I am going to assume that p(A) = p(B).

so we can substitute 0.011 for p(A and B) and p(A) for p(B) to get:
0.011 = p(B)*p(B)

0.011 = p(B)^2

.104 = p(B) = p(A)
So, roughly 10% of X's followers also follow Y's. Am I correct in this line of reasoning? Is there anything I am missing?

#### Dason

I don't believe you are and I don't really follow any of your logic. But you have the data so you could just compute it directly: (# of people that follow both X and Y)/(# of people that follow X) will get you the proportion of X's followers that also follow Y. I couldn't completely follow your procedure but I think you're saying that there were 600 handles that were in both lists so that means the probability that an X follower also follows Y is 600/47000 which is roughly 1.3%

#### dsurfingmark

##### New Member
I don't believe you are and I don't really follow any of your logic. But you have the data so you could just compute it directly: (# of people that follow both X and Y)/(# of people that follow X) will get you the proportion of X's followers that also follow Y. I couldn't completely follow your procedure but I think you're saying that there were 600 handles that were in both lists so that means the probability that an X follower also follows Y is 600/47000 which is roughly 1.3%
Thanks for the reply. However, isn't there a pretty good chance that I sample someone from handle X that also follows handle Y, but that person was not in the handle Y sample? In that case, I would be underestimating the proportion of people who follow both. Does that make sense?

#### Dason

I thought you pulled all followers?

#### Dason

Do you know how many followers each handle has? And how did you get your sample? Post your code if you can.

#### dsurfingmark

##### New Member
So handle X has roughly 6,000,000 followers and Y has roughly 300,000.
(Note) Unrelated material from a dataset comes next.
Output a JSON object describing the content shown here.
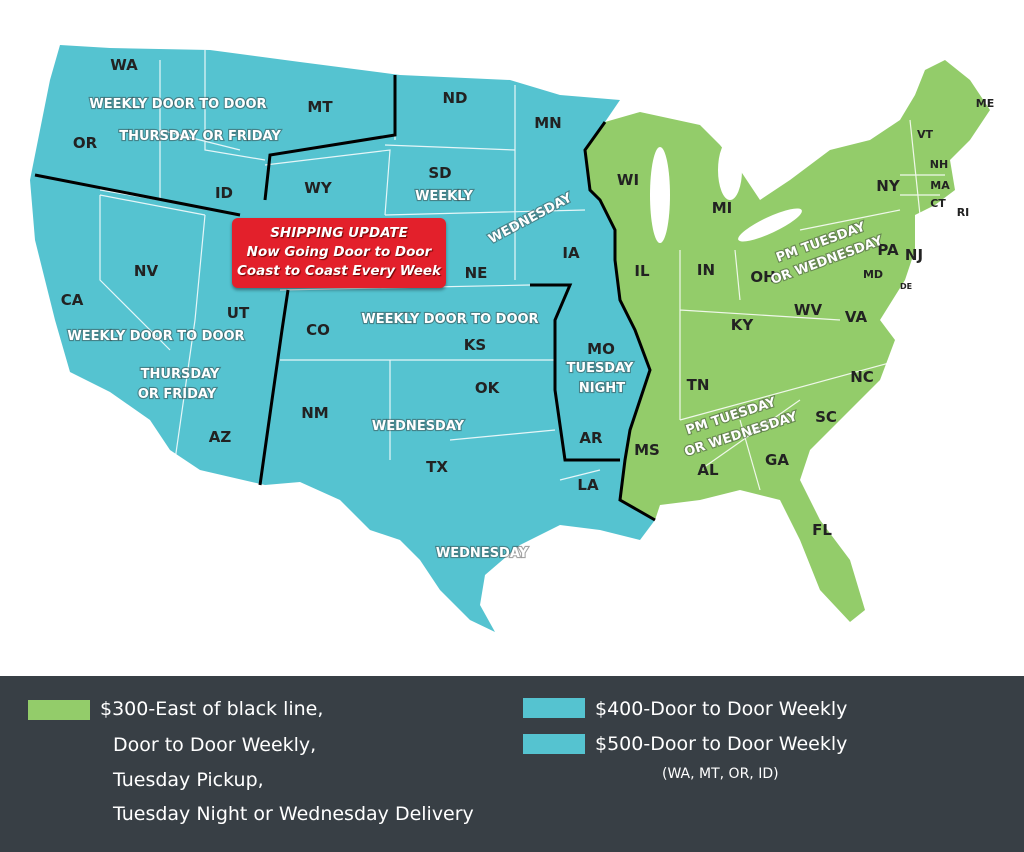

Here is the code (using twitteR package in R and data.table). The handle names have been replaced by X and Y

X <- getUser("X") #get information for X
X_follower_IDs <- X$getFollowers(retryOnRateLimit = 300) #get a sample of their followers (I stopped after a few minutes because it took so long - hence only 47,000 followers) Xfollowerdf <- rbindlist(lapply(X_follower_IDs, as.data.frame)) #convert to data frame Y <- getUser("Y") Y_follower_IDs <- Y$getFollowers(retryOnRateLimit = 300) #Again, I stopped after a few minutes, and got about 61000 followers
Yfollowerdf <- rbindlist(lapply(Y_follower_IDs, as.data.frame))
combineddf <- data.frame(
followers = c(Yfollowerdf$screenName, Xfollowerdf$screenName),
Y = c(rep("Y", length(Yfollowerdf$screenName)), rep("X", length(Xfollowerdf$screenName))))